Face à Nicolas Sarkozy, la socialiste française Martine Aubry a promis jeudi un pacte pour la présidentielle de 2012 entre les ténors de son parti, dont le patron du FMI Dominique Strauss-Kahn, au risque de vider de sa substance le projet de primaires à «l'américaine».

«Nous proposerons une candidature véritablement ensemble, c'est-à-dire pas l'un contre l'autre ou l'une contre l'autre», a-t-elle affirmé dans plusieurs médias. Outre elle-même et Dominique Strauss-Kahn, l'entente inclut Ségolène Royal, candidate malheureuse en 2007 et toujours opposante pugnace à Nicolas Sarkozy.

Martine Aubry cherche avant tout à éviter les divisions et les déchirements sur la question du candidat, alors qu'à droite le président français vient de remanier son gouvernement dans le but de préparer l'échéance du printemps 2012.

Les socialistes sont suspendus à la décision du patron du Fonds monétaire international (FMI). Auréolé du prestige d'une institution au coeur de la gestion de la crise financière, Dominique Strauss-Kahn, qui s'en tient à son devoir de réserve, refuse de dévoiler d'éventuelles ambitions nationales.
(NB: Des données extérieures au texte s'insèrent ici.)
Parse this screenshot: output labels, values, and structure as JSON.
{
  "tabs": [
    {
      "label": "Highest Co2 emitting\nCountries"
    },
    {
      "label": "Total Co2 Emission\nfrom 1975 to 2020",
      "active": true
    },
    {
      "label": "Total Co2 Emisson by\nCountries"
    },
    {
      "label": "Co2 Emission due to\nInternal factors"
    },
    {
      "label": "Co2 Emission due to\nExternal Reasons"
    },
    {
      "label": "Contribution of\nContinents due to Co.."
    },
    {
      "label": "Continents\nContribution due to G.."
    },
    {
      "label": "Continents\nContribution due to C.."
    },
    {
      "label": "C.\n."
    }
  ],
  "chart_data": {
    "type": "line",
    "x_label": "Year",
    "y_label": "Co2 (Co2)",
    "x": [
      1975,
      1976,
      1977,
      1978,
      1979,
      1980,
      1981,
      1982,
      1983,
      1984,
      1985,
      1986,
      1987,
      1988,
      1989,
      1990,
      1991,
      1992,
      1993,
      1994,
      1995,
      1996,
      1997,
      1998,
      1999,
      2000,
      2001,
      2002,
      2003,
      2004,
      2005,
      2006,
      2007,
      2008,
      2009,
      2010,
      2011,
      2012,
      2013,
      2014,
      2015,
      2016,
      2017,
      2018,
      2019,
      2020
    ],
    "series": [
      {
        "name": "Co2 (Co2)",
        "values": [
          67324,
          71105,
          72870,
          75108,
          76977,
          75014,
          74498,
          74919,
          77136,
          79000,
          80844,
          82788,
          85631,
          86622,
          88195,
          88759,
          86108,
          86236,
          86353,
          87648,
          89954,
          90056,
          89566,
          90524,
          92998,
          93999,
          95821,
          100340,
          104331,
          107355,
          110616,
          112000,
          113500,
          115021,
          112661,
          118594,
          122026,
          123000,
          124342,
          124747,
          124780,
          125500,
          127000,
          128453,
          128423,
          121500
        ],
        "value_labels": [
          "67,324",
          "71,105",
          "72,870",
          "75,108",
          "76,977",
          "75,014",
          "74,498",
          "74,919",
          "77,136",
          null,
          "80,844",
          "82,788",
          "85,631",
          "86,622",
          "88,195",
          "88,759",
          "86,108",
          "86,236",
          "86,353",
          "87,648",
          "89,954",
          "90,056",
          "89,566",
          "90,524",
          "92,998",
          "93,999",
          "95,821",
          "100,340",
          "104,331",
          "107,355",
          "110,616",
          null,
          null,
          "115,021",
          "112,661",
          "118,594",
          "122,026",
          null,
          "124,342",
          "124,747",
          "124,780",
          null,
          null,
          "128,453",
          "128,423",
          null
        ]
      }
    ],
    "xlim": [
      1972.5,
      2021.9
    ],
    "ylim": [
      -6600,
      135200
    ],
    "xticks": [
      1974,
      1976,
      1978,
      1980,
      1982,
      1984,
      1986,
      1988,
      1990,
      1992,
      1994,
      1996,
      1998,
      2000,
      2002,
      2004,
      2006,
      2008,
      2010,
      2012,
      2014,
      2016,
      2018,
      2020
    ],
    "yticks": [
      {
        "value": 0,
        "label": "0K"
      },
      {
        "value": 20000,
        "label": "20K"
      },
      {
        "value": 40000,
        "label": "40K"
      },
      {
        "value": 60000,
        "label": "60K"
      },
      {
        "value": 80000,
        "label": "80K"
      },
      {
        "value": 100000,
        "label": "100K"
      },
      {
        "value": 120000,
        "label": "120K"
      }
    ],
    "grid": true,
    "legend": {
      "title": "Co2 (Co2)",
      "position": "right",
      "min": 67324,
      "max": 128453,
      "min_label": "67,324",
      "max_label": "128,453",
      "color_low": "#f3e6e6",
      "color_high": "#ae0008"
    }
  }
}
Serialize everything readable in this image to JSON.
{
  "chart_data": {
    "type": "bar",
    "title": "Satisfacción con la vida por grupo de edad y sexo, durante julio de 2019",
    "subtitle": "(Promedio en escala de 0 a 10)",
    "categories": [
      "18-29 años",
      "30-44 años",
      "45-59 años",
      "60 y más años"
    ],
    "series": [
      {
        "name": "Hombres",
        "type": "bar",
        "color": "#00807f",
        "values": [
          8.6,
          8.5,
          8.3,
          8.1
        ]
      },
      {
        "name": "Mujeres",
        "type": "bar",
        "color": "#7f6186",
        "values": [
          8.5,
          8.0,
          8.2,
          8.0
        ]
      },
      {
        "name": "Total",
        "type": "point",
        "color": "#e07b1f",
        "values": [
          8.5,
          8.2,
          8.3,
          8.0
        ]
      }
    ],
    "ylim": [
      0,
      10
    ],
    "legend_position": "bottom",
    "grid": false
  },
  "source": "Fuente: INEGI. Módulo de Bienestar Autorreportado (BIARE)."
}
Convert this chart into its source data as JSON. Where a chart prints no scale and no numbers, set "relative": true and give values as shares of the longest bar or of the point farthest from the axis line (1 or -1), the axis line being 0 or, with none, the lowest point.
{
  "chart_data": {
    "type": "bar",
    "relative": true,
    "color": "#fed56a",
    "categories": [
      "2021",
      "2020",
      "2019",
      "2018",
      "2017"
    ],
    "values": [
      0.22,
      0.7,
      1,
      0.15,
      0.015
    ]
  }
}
De passage à Paris à la mi-novembre, il s'est dit «touché» par les sondages qui lui prédisent une victoire écrasante.

Si un second tour d'élection se disputait maintenant, il obtiendrait jusqu'à 62% des voix contre 38% à Nicolas Sarkozy, selon plusieurs enquêtes publiées ces derniers jours. Pour Martine Aubry et Ségolène Royal, la partie serait très serrée.

L'ancien ministre des Finances de 61 ans souffle le chaud et le froid et joue avec les nerfs de ses camarades du parti socialiste (PS).

La presse spéculait jeudi sur le sens d'une interview accordée à l'hebdomadaire allemand Stern dans laquelle M. Strauss-Kahn déclare vouloir aller jusqu'à la fin de son mandat au FMI. «Et la fin, c'est 2012», dit-il. Plus précisément, l'automne 2012, alors que l'élection présidentielle est prévue pour le printemps.

Plusieurs de ses partisans ont cependant prévenu qu'il ne fallait pas tirer de déductions trop hâtives de ces déclarations. «À mon avis, il va y aller, il est en train d'y aller», a ainsi assuré le maire de Lyon, Gérard Collomb.

Mais le pacte de non-agression entre trois poids lourds décrit par Martine Aubry fait peser un doute sérieux sur le projet de primaires à l'américaine échafaudé par les socialistes.

Le but était de dépasser les divisions et de moderniser le parti, en permettant le renouvellement des personnalités et en assurant une légitimité populaire au candidat. Ces primaires devraient être ouvertes à un corps électoral large, composé de ceux qui se diraient sympathisants du PS et pouvant atteindre plusieurs centaines de milliers de personnes.

Le calendrier prévoit un dépôt des candidatures avant l'été, puis le choix du candidat à l'automne 2011.

«Une élection présidentielle, ce n'est pas un arrangement», a dénoncé jeudi François Hollande, l'ancien premier secrétaire du parti, qui dit préparer une candidature à ces primaires. «Les pactes, ça vaut pour ceux qui les signent, pas pour ceux qui n'en sont pas», a-t-il ajouté.

Le député Pierre Moscovici, de son côté, s'est étonné que l'on puisse ainsi «ouvrir» les primaires et «sembler les fermer».

L'entente entre les trois favoris, sexagénaires ou proches de l'être, exaspère aussi les plus jeunes des responsables socialistes.

Deux quadragénaires, Manuel Valls et Arnaud Montebourg, sont pour l'instant les seuls candidats sérieux aux primaires. Le premier appartient à l'aile droite du parti. Le second, plus à gauche, vient tout juste de se déclarer.